Editor’s note: The following item is republished with permission of houzz.com. See the original article: Tune In to the Music of Architecture.
By BUD DIETRICH
It’s a truism that architecture is, as Goethe so famously noted, "frozen music." Just as in music, architecture has rhythm, beat, cadence, tone, style, etc. And just as in music, architecture can be experienced slowly, quickly, forcibly, gently, sweetly, etc. So it shouldn’t be a surprise that some of the greatest architects were accomplished musicians. For example, Frank Lloyd Wright was a proficient pianist, having learned the instrument at a very early age.

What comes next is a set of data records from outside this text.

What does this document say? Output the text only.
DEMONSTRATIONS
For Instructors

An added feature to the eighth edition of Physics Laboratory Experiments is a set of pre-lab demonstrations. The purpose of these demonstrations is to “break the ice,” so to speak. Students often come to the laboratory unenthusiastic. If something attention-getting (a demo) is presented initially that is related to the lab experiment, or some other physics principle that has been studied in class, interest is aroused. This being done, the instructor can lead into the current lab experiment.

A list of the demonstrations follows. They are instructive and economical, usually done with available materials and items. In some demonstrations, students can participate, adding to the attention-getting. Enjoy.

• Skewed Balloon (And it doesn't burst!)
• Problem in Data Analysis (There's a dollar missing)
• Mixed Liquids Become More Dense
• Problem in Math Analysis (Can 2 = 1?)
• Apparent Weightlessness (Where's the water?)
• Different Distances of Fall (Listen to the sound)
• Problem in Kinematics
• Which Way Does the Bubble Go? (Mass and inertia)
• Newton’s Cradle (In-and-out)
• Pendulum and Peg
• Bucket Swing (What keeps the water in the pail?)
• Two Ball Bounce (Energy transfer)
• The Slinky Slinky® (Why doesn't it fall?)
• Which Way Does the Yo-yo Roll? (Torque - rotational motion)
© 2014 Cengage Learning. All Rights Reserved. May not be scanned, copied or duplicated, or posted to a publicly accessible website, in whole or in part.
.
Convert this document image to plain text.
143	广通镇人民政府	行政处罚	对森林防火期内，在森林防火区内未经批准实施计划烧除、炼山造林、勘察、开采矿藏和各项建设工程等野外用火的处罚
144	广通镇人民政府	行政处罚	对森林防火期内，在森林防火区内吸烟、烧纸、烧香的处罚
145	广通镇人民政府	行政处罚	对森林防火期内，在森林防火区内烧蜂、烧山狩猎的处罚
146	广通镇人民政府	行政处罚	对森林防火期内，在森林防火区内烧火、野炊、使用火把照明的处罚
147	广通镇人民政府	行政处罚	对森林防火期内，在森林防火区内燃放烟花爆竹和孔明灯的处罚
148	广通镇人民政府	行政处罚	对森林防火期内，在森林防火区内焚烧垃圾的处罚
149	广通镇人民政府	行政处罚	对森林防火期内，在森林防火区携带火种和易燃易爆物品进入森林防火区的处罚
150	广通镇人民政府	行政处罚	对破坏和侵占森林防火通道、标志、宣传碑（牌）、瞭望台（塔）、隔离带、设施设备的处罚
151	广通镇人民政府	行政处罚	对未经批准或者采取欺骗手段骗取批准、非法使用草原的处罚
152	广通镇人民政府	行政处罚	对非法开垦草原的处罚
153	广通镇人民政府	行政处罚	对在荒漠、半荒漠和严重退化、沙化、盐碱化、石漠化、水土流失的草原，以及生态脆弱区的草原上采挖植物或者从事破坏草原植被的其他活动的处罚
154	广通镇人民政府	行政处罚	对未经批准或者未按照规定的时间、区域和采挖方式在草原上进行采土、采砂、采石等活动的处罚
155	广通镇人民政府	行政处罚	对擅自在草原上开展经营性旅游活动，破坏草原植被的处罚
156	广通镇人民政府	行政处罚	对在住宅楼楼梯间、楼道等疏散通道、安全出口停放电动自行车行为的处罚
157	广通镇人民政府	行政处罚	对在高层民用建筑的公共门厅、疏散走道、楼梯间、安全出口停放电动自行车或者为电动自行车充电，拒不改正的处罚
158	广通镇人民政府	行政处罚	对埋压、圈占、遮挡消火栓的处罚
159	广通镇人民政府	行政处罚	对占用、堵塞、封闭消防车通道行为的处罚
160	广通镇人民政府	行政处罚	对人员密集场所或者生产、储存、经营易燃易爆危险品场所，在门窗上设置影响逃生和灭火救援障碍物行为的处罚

So let’s see how some musical terms and their meanings relate, and can be applied, to architectural design.
In music, "adagio" means "to play slowly, to be at ease." Architectural spaces can also be "played" slowly and at ease. These are spaces to linger in, to enjoy like time didn’t exist. Soft colors and spare furnishings allow us to relax and take in the serene environment. Of course, some rooms are like some songs, made to be a duet (for two).
Photo credit: Gary Hutton
Marcato is when a particular piece (note, cord or passage in music) is played louder and more forcibly than others. This instance is akin to the accent wall in architectural design. Maybe a bright or interesting color or a different material, the piece that is played marcato takes center stage and enriches the space it inhabits.
Photo credit: 186 Lighting Design Group – Gregg Mackell
Sforzando: architecturally and musically loud, strong and with force. It can be a roof that’s lit for emphasis and then extends out into space aggressively, a sforzando architectural moment.
Photo credit: Christopher A Rose AIA, ASID
In music, staccato calls for making each note "brief and detached," similar to the practice of articulation in architecture. Though they combine into a coherent whole, each piece is separate from those around it. So, while the spaces are connected, visually, thematically, each is distinct from the other, as are the objects.
Photo credit: Eminent Interior Design
In music "vivace" refers to a composition that is very lively and up-tempo; in architecture, it can refer to a design with a lot going on. Stairs, cable-suspended bridges, spaces connected vertically and horizontally, natural and artificial lighting from many directions and all the objects that inhabit a space can create an architecture that is decidedly vivace, maybe even vivacissimo (even livelier).